What do grapefruits, drug tests, and security screening have in common? The Justices of the Supreme Court discussed all three during oral argument yesterday in Integrity Staffing Solutions v. Busk, analyzing the contours of compensable activities under the FLSA, as amended by the Portal-to-Portal Act, including the compensability of law clerks preparing grapefruit breakfasts for their judges. This case, which we reported on earlier this year here and here is of interest to most employers because it asks the Court to draw the line between two different kinds of pre-shift and post-shift work activities: those that integral and indispensable to an employee’s principal activities and thus must be paid for, and those that are purely preliminary or postliminary to an employee’s principal activities and thus need not be paid for.
In a rare move, the Department of Labor joined forces with Integrity to argue that time spent by employees going through security checks as they leave work is not compensable under the FLSA. During the argument, the parties agreed that the time spent was “work,” as that term is defined by the FLSA. The debate, instead, centered on whether this work time is compensable under the Portal-to-Portal Act.
Paul Clement, counsel for Integrity, argued that going through security as part of the egress process is the epitome of postliminary activity that is non-compensable under the Portal-to-Portal Act. He explained that because the security screening occurs away from the employee’s work station it is not compensable. Responding to a hypothetical posed by Justice Kagan, Clement distinguished security screening time from time spent by a retail employee who is responsible for clearing their cash register at the end of their shift.
Curtis Gannon, on behalf of the Department of Labor, argued that unlike time spent in drug testing, time spent in security checks is non-compensable for two primary reasons: (1) it is ordinary activity done in the course of checking in to work or checking out of work; and (2) it is classically associated with entrances and exits. According to Gannon, these factors put the security check time squarely within the ambit of non-compensable, preliminary or postliminary time under the Portal-to-Portal Act.

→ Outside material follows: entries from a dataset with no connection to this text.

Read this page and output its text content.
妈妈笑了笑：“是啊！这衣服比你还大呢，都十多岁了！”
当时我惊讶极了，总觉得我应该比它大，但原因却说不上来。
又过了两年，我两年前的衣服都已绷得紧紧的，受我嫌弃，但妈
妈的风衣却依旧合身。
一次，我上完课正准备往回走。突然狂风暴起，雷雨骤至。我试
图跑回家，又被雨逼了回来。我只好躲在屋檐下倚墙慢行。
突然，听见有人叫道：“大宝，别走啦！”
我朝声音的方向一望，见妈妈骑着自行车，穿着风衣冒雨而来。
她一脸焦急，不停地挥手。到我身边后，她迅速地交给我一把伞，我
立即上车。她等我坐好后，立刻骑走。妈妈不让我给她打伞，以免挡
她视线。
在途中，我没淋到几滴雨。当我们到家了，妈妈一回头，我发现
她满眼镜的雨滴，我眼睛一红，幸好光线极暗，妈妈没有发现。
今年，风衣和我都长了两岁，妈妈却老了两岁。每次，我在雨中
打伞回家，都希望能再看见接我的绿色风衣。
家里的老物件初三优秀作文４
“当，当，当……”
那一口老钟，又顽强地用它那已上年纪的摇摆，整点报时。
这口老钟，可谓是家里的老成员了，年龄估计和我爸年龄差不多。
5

Mark Thierman, counsel for Respondent, argued that time spent in security checks is a compensable principal activity because it is done at the direction of the employer and for the benefit of the employer. He further argued that because the security checks occurred at the end of the day, the continuous workday rule compels treating the time as compensable. Finally, he also emphasized that because the amount of time spent in security checks is 20 minutes, the de minimus exception would not apply.
For the curious reader, ultimately all parties agreed that time spent by a law clerk preparing a grapefruit breakfast for a judge, another hypothetical posed by Justice Kagan, would be compensable work.
We will provide an update when the Court issues its decision, which is expected in 2015.